Raul Ventura irá substituir Sarmento Rodrigues, será Ministro entre Julho de 1955 e Agosto de 1958. Já não há ilusões sobre as ameaças ao Império, os movimentos nacionalistas estão na corrida. Álvaro da Silva Tavares é Governador de 1956 a 1958, é um nome cinzento a juntar aos seus dois predecessores. Lopes Alves, um conhecedor do Ultramar, é Ministro de Agosto de 1958 a Abril de 1961. Os grupos nacionalistas movimentam-se em Casablanca, Monróvia e Conacri. Estão prestes a chegar os estados independentes, será à sua volta que se irão abrigar alguns movimentos de libertação. Peixoto Correia é Governador da Guiné de Agosto de 1958 a Abril de 1961. O PAIGC está em franca progressão, outras organizações são apoiadas pelo Senegal. Em 1959, dá-se o massacre do Pidjiquiti. A PIDE entra em força em Bissau. As críticas dos civis, aqueles que escrevem as suas denúncias intitulando-se “bons portugueses” às prepotências chegam até ao Ministro. Chegou a hora das grandes decisões, Salazar nomeia Adriano Moreira, que vem com propósitos de reformas. Peixoto Correia não mede bem o que se está a passar na Guiné, nem no Senegal nem em Conacri. Senghor tenta ser mediador e fazer colocar uma força política em Bissau que prepara uma transição para a independência a prazo.
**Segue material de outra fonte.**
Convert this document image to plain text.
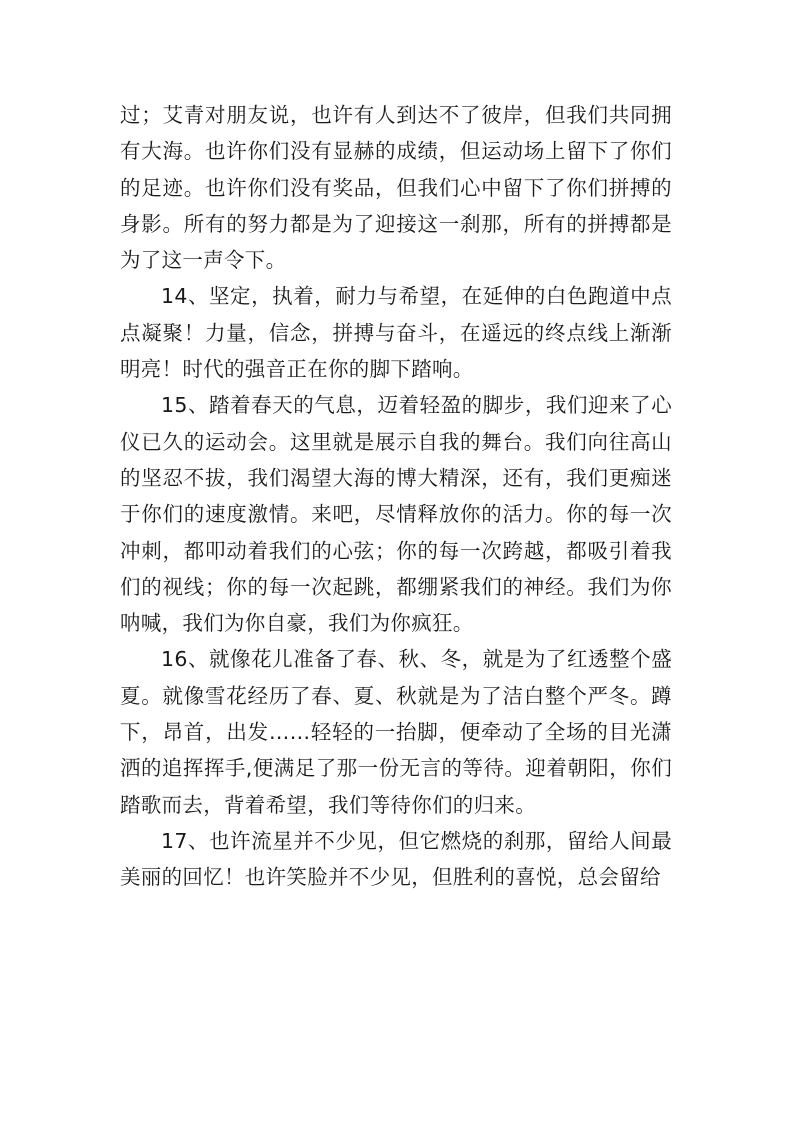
过；艾青对朋友说，也许有人到达不了彼岸，但我们共同拥有大海。也许你们没有显赫的成绩，但运动场上留下了你们的足迹。也许你们没有奖品，但我们心中留下了你们拼搏的身影。所有的努力都是为了迎接这一刹那，所有的拼搏都是为了这一声令下。

14、坚定，执着，耐力与希望，在延伸的白色跑道中点点凝聚！力量，信念，拼搏与奋斗，在遥远的终点线上渐渐明亮！时代的强音正在你的脚下踏响。

15、踏着春天的气息，迈着轻盈的脚步，我们迎来了心仪已久的运动会。这里就是展示自我的舞台。我们向往高山的坚忍不拔，我们渴望大海的博大精深，还有，我们更痴迷于你们的速度激情。来吧，尽情释放你的活力。你的每一次冲刺，都叩动着我们的心弦；你的每一次跨越，都吸引着我们的视线；你的每一次起跳，都绷紧我们的神经。我们为你呐喊，我们为你自豪，我们为你疯狂。

16、就像花儿准备了春、秋、冬，就是为了红透整个盛夏。就像雪花经历了春、夏、秋就是为了洁白整个严冬。蹲下，昂首，出发……轻轻的一抬脚，便牵动了全场的目光潇洒的追挥挥手,便满足了那一份无言的等待。迎着朝阳，你们踏歌而去，背着希望，我们等待你们的归来。

17、也许流星并不少见，但它燃烧的刹那，留给人间最美丽的回忆！也许笑脸并不少见，但胜利的喜悦，总会留给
Salazar começa por dizer que sim e depois recua.
José Filipe Pinto, não sei onde é que vai buscar mas põe o nome de Vasco Martínez Rodrigues como novo Governador até 1965. Iniciou-se a guerra. Os campos demarcam-se.
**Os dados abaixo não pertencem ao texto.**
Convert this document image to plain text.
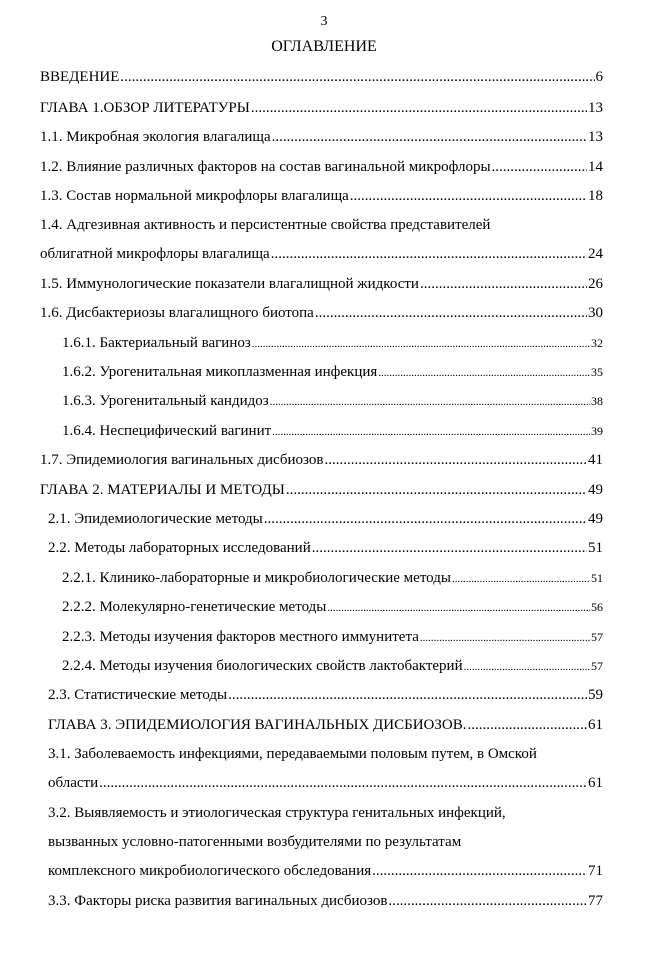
3
ОГЛАВЛЕНИЕ
ВВЕДЕНИЕ .....	6
ГЛАВА 1.ОБЗОР ЛИТЕРАТУРЫ .....	13
1.1. Микробная экология влагалища .....	13
1.2. Влияние различных факторов на состав вагинальной микрофлоры .....	14
1.3. Состав нормальной микрофлоры влагалища .....	18
1.4. Адгезивная активность и персистентные свойства представителей
облигатной микрофлоры влагалища .....	24
1.5. Иммунологические показатели влагалищной жидкости .....	26
1.6. Дисбактериозы влагалищного биотопа .....	30
1.6.1. Бактериальный вагиноз .....	32
1.6.2. Урогенитальная микоплазменная инфекция .....	35
1.6.3. Урогенитальный кандидоз .....	38
1.6.4. Неспецифический вагинит .....	39
1.7. Эпидемиология вагинальных дисбиозов .....	41
ГЛАВА 2. МАТЕРИАЛЫ И МЕТОДЫ .....	49
2.1. Эпидемиологические методы .....	49
2.2. Методы лабораторных исследований .....	51
2.2.1. Клинико-лабораторные и микробиологические методы .....	51
2.2.2. Молекулярно-генетические методы .....	56
2.2.3. Методы изучения факторов местного иммунитета .....	57
2.2.4. Методы изучения биологических свойств лактобактерий .....	57
2.3. Статистические методы .....	59
ГЛАВА 3. ЭПИДЕМИОЛОГИЯ ВАГИНАЛЬНЫХ ДИСБИОЗОВ. .....	61
3.1. Заболеваемость инфекциями, передаваемыми половым путем, в Омской
области .....	61
3.2. Выявляемость и этиологическая структура генитальных инфекций,
вызванных условно-патогенными возбудителями по результатам
комплексного микробиологического обследования .....	71
3.3. Факторы риска развития вагинальных дисбиозов .....	77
O que fica para dizer? Os governadores não tinham espaço de manobra e os ministros praticamente aguardavam a decisão do ditador sobre reformas, investimentos, ensino, cultura, etc. O Império teve uma gestão altamente centralizada. Casos como o do Spínola decorrem da angústia de tudo estar praticamente perdido. Foram excepções. Não se pode estudar os precedentes da descolonização sem ir a estas fontes, como fez José Filipe Pinto.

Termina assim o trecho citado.